Prediction: Good dating sites of the future will use genomic data to select partners with matching MHC

Prediction: Good dating sites of the future will use genomic data to select partners with matching MHC. The idea is obvious. Genomic sequencing prices will fall. People will have copies of their data. These can be uploaded to dating sites. Dating sites can extract the info about MHC (and whatever else!) from the data, and match people accordingly. Perhaps people will extract the MHC part of the genome and only upload that, to avoid giving more information than necessary. Altho other info can be used to match as well.

 

https://en.wikipedia.org/wiki/Major_Histocompatibility_Complex_and_Sexual_Selection#MHC_and_Sexual_Selection

MHC-based sexual selection is known to involve olfactory mechanisms in such vertebrate taxa as fish, mice, humans, primates, birds, and reptiles.[6] At its simplest level, humans have long been acquainted with the sense of olfaction for its use in determining the pleasantness or the unpleasantness of one’s resources, food, etc. At a deeper level, it has been predicted that olfaction serves to personally identify individuals based upon the genes of the MHC.[9]

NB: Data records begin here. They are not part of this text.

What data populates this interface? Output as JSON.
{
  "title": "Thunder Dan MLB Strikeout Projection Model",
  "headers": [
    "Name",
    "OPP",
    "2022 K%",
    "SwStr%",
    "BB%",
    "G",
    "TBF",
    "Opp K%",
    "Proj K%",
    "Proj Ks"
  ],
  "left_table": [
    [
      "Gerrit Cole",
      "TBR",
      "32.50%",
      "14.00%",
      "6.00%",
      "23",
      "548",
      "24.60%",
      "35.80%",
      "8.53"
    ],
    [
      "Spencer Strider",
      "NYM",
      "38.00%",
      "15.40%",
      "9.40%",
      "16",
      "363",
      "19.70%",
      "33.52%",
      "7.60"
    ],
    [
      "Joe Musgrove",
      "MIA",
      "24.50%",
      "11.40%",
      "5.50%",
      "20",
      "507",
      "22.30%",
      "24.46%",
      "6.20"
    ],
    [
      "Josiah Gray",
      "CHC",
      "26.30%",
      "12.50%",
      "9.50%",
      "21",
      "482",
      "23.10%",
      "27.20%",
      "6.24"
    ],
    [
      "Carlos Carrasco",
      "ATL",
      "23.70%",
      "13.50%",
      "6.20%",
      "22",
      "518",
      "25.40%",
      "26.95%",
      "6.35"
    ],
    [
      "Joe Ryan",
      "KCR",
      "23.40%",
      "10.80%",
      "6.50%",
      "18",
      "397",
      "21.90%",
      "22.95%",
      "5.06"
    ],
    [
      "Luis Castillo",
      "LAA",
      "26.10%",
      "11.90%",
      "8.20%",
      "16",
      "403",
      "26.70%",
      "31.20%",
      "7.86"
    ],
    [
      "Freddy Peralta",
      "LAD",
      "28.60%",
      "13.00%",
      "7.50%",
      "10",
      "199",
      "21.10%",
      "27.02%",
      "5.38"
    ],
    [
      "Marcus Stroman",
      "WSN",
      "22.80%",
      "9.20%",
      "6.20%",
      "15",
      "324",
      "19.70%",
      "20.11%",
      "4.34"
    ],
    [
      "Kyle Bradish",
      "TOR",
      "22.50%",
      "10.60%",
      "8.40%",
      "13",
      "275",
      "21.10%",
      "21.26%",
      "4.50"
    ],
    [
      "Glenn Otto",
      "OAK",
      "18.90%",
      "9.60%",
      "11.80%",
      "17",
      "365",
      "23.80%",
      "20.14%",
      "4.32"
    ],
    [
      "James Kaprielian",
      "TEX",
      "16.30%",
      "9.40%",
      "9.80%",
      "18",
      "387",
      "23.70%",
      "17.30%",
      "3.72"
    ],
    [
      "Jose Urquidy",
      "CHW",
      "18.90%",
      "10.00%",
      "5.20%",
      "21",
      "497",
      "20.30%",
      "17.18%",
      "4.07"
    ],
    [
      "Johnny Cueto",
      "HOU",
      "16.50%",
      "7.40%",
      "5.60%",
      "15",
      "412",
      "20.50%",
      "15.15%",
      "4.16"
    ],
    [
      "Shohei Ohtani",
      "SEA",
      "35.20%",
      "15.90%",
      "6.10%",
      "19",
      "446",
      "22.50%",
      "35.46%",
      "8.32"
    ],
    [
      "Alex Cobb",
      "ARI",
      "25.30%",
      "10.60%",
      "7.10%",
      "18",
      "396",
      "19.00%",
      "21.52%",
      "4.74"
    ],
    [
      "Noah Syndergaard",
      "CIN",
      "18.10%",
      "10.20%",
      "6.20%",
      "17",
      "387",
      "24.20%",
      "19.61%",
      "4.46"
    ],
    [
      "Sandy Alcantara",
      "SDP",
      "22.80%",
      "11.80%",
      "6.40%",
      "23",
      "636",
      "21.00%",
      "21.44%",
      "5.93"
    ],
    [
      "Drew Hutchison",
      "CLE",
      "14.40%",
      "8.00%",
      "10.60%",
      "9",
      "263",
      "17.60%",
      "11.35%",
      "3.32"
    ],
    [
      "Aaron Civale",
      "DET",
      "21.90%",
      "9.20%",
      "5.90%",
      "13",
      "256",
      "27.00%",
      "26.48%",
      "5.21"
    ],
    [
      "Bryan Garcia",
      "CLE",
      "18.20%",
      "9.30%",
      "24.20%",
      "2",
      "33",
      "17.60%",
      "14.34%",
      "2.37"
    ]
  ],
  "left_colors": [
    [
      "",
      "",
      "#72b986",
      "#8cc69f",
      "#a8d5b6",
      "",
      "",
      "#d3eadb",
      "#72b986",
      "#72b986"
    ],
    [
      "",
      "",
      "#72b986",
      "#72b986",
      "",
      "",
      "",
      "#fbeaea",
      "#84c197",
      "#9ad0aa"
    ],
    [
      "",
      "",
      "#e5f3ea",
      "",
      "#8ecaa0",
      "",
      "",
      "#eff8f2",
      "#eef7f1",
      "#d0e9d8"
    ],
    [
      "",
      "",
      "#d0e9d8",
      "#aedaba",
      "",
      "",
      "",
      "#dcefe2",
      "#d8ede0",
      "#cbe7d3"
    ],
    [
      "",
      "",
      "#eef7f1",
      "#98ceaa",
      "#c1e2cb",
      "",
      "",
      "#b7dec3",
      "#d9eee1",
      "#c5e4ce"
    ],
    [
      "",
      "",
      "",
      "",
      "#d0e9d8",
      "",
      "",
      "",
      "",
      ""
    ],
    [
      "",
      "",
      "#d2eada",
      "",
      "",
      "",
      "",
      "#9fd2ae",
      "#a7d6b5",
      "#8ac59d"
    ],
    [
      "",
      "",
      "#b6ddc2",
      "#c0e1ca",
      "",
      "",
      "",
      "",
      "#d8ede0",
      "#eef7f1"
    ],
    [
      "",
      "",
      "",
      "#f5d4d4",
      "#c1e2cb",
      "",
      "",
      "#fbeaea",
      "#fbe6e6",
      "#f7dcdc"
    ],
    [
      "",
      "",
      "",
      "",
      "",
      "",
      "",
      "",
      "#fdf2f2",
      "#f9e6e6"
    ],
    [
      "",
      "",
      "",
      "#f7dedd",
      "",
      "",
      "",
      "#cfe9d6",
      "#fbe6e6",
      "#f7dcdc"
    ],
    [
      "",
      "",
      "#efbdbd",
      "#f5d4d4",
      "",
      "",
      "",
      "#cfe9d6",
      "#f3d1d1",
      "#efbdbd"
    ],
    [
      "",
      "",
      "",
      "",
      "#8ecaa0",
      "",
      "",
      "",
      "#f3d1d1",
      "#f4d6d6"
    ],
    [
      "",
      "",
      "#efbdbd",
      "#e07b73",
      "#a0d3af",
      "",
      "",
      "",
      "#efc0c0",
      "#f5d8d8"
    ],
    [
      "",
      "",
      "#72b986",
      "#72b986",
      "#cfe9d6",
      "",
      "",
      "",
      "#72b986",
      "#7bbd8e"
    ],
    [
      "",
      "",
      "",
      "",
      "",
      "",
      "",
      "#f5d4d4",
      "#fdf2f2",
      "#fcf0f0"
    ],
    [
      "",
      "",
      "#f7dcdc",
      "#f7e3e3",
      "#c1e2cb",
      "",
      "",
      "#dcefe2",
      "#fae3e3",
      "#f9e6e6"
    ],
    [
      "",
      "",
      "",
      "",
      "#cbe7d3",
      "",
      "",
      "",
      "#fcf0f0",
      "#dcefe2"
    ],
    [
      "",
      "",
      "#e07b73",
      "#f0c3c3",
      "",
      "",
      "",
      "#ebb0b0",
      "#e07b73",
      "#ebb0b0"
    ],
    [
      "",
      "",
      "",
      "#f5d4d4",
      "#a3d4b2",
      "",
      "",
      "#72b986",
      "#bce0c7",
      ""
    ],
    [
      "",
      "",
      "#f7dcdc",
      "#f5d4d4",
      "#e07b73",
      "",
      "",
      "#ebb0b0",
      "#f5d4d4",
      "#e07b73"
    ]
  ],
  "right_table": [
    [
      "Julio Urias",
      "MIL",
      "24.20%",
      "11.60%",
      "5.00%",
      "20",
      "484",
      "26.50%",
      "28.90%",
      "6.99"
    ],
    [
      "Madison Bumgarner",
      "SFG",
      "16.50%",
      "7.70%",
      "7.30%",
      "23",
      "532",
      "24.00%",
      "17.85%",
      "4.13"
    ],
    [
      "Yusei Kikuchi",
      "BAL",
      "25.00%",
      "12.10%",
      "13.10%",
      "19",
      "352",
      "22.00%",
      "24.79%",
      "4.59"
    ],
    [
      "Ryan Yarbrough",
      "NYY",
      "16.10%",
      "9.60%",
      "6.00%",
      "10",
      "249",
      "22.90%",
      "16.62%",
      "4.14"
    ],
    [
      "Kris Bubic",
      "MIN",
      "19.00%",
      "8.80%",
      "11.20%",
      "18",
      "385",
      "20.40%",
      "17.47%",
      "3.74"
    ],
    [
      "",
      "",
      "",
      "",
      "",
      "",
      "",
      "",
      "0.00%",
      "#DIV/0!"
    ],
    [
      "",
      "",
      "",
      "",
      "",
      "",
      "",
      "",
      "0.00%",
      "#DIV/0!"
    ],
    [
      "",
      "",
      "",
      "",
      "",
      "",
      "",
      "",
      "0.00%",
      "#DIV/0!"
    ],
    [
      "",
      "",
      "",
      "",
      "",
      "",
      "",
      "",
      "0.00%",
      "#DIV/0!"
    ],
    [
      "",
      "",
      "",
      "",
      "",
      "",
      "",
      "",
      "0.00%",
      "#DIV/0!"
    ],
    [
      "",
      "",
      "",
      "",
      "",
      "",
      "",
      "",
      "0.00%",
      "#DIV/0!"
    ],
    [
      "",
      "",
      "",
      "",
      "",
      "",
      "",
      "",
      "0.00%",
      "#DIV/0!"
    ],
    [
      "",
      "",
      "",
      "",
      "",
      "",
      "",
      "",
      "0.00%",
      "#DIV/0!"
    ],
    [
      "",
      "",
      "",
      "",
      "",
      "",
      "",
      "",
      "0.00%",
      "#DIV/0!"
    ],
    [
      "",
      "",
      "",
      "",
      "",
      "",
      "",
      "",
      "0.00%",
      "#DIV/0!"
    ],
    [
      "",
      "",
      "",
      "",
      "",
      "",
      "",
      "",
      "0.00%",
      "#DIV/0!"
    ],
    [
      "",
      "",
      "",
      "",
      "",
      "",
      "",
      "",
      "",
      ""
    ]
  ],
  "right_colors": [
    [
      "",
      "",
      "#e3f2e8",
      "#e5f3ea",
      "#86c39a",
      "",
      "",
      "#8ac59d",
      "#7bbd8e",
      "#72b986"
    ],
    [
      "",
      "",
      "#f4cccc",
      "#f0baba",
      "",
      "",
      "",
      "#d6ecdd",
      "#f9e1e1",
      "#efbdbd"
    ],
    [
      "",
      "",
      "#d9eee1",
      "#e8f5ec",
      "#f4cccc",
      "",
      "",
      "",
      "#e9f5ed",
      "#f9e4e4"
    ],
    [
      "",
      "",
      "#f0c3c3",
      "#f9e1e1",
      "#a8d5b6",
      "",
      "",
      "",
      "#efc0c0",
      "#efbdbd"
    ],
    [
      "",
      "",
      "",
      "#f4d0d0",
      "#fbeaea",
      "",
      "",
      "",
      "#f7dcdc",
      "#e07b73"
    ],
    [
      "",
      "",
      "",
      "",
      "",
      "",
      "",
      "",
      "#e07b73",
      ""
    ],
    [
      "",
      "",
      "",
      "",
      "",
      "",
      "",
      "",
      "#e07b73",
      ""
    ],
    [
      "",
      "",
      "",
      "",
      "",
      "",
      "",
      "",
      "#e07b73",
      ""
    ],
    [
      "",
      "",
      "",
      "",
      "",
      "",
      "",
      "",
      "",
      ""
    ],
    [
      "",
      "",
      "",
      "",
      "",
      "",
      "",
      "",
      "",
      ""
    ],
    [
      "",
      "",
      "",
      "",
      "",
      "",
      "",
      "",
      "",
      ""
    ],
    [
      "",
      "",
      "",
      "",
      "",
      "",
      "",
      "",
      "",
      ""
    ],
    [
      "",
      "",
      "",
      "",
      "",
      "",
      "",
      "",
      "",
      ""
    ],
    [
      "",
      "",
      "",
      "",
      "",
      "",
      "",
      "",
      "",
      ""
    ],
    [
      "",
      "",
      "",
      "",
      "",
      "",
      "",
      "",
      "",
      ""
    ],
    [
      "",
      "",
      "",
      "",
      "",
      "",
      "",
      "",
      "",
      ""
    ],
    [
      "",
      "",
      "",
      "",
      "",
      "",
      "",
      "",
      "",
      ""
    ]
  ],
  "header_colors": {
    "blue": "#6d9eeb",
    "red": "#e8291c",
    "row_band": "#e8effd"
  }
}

Other studies have approached mate choice based on odor preference. In one study done by Wedekind et al., women were asked to smell male axillary odors collected on T-shirts worn by different males. Women that were ovulating rated the odors of MHC-dissimilar men as more pleasant than those of the MHC-similar men. Furthermore, odors of MHC-dissimilar men often reminded women of current or former partners, suggesting that odor—specifically odor for MHC-dissimilarity—plays a role in mate choice.[12]

In another study done by Wedekind et al., 121 women and men were asked to rank the pleasantness of the odors of sweaty T-shirts. Upon smelling the shirts, it was found that men and women who were reminded of their own mate or ex-mate had dramatically fewer MHC alleles in common with the wearer than would be expected by chance. If the selection for shirts was not random, and actually selected for MHC-dissimilar alleles, this suggests that MHC genetic composition does influence mate choice. Furthermore, when the degree of similarity between the wearer and the smeller was statistically accounted for, there was no longer a significant influence of MHC on odor preference. The results show that MHC similarity or dissimilarity certainly plays a role in mate choice. Specifically, MHC-disassortative mate choice and less similar MHC combinations are selected for.[13] One interesting aspect of the Wedekind’s experiment was that in contrast to normally cycling women, women taking oral contraceptives preferred odors of MHC-similar men. This would suggest that the pill may interfere with the adaptive preference for dissimilarity.[12][13]